Data scientists have a deceptively simple job: to unravel the flow of data that enters an organization as an unstructured crowd. Because somewhere in this confusion there are (hopefully) important insights.
But is the skillful handling of algorithms and data sets sufficient to be successful as a data scientist? What else do you need to know and be able to do to advance your career path?
Although many tech professionals think it is enough to evaluate data from the query to completion, you should also know how the entire process works and how your data work ultimately affects strategies and revenue.
The current high demand for big data analytics services means that companies are demanding more and more from their data scientists.
You need hard & soft skills
There is a shortage in data science – a competence gap. This gap is enormous and is constantly growing.
Modern data science developed from three areas: applied mathematics, statistics and computer science. In recent years, however, the term “data scientist” has expanded and also includes people with a background in the quantitative field.
Other areas – including physics and linguistics – are increasingly developing a symbiotic relationship with data science, especially through the development of artificial intelligence, machine learning and natural language processing.
In addition to skills in mathematics and algorithms, successful data scientists must also master the so-called soft skills – social skills. In other words, in order to move forward, data scientists must work with people who understand the larger relationships in the company.
You must interact with managers who influence the company’s far-reaching strategy, as well as with colleagues who turn data results into real actions. With the input of these stakeholders, data scientists can better formulate the right questions to advance their analyses.
Soft skills usually mean healthy curiosity. Ideally, the applicant loves to understand data and wants to understand what is happening in the world.
This can become a problem for those data scientists who hide behind the data and do not interact with other business units.
Bias vs. Objectivity
Getting something correct right at the beginning is not a sign of victory. So always be skeptical. Do you have all the data? Is the data too good to be true?
The trick is to remove the human factor from the equation. Just let mathematics speak for itself.

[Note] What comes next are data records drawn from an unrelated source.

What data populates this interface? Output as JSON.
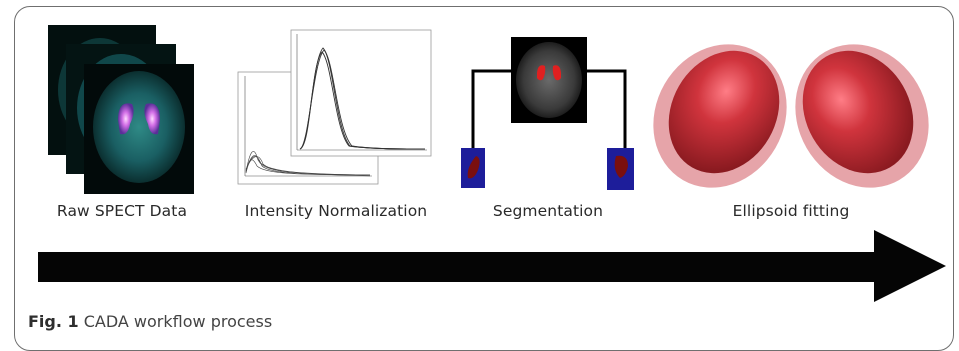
{
  "stages": [
    {
      "label": "Raw SPECT Data"
    },
    {
      "label": "Intensity Normalization"
    },
    {
      "label": "Segmentation"
    },
    {
      "label": "Ellipsoid fitting"
    }
  ],
  "caption": {
    "fig_label": "Fig. 1",
    "text": " CADA workflow process"
  },
  "colors": {
    "spect_bg": "#0d3a3a",
    "spect_hot": "#b84fd0",
    "ellipsoid": "#c8323a",
    "segment_box": "#1f1fa0",
    "arrow": "#050505"
  }
}
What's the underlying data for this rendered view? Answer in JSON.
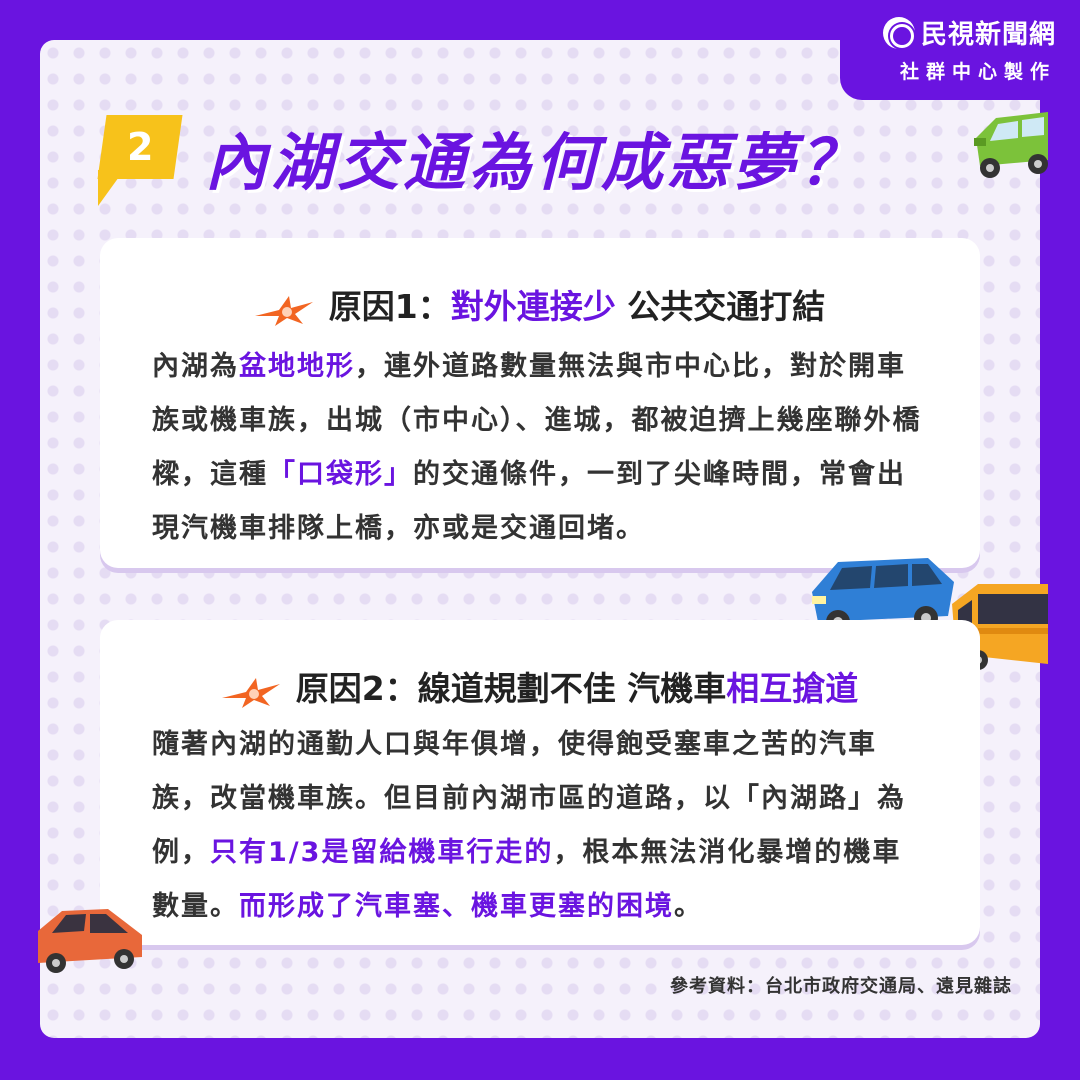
{
  "brand": {
    "name": "民視新聞網",
    "sub": "社群中心製作",
    "logo_icon": "eye-logo-icon"
  },
  "header": {
    "badge_number": "2",
    "title": "內湖交通為何成惡夢？"
  },
  "reasons": [
    {
      "title_prefix": "原因1：",
      "title_highlight": "對外連接少",
      "title_suffix": " 公共交通打結",
      "body_parts": [
        {
          "text": "內湖為",
          "hl": false
        },
        {
          "text": "盆地地形",
          "hl": true
        },
        {
          "text": "，連外道路數量無法與市中心比，對於開車族或機車族，出城（市中心）、進城，都被迫擠上幾座聯外橋樑，這種",
          "hl": false
        },
        {
          "text": "「口袋形」",
          "hl": true
        },
        {
          "text": "的交通條件，一到了尖峰時間，常會出現汽機車排隊上橋，亦或是交通回堵。",
          "hl": false
        }
      ]
    },
    {
      "title_prefix": "原因2：",
      "title_plain": "線道規劃不佳 汽機車",
      "title_highlight": "相互搶道",
      "body_parts": [
        {
          "text": "隨著內湖的通勤人口與年俱增，使得飽受塞車之苦的汽車族，改當機車族。但目前內湖市區的道路，以「內湖路」為例，",
          "hl": false
        },
        {
          "text": "只有1/3是留給機車行走的",
          "hl": true
        },
        {
          "text": "，根本無法消化暴增的機車數量。",
          "hl": false
        },
        {
          "text": "而形成了汽車塞、機車更塞的困境",
          "hl": true
        },
        {
          "text": "。",
          "hl": false
        }
      ]
    }
  ],
  "source": "參考資料：台北市政府交通局、遠見雜誌",
  "colors": {
    "accent": "#6a14e0",
    "badge": "#f7c21b",
    "burst": "#f26522"
  },
  "decorations": [
    "green-car-icon",
    "blue-van-icon",
    "yellow-bus-icon",
    "orange-car-icon",
    "burst-icon"
  ]
}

The data skeptic can then take the next step and show how much of a conclusion is not based purely on chance.
Don’t try to be perfect. The solution you create just has to be enough to get the user from A to B. Better build a good, reliable Volkswagen than a Cadillac. Sometimes you just have to be able to settle for a Volkswagen.
The prejudices of the team are often incorporated into algorithms. Take, for example, a credit algorithm that evaluates the applicants for a loan. While you may think that the underlying mathematics is neutral, the programmer may have incorporated his prejudices into the code.
Bias is not a new problem. Engineers often have to make “subjective decisions” when trying to achieve goals. You have to create individual solution steps that meet immediate needs. But it is not the case that the underlying algorithms are black boxes: data scientists have to decide for themselves whether the software gives a good result.
For data scientists, both technical and social skills are necessary to be successful in the job – coupled with a healthy dose of skepticism. In order to get up the data science career ladder, you should not simply blindly trust the collected data.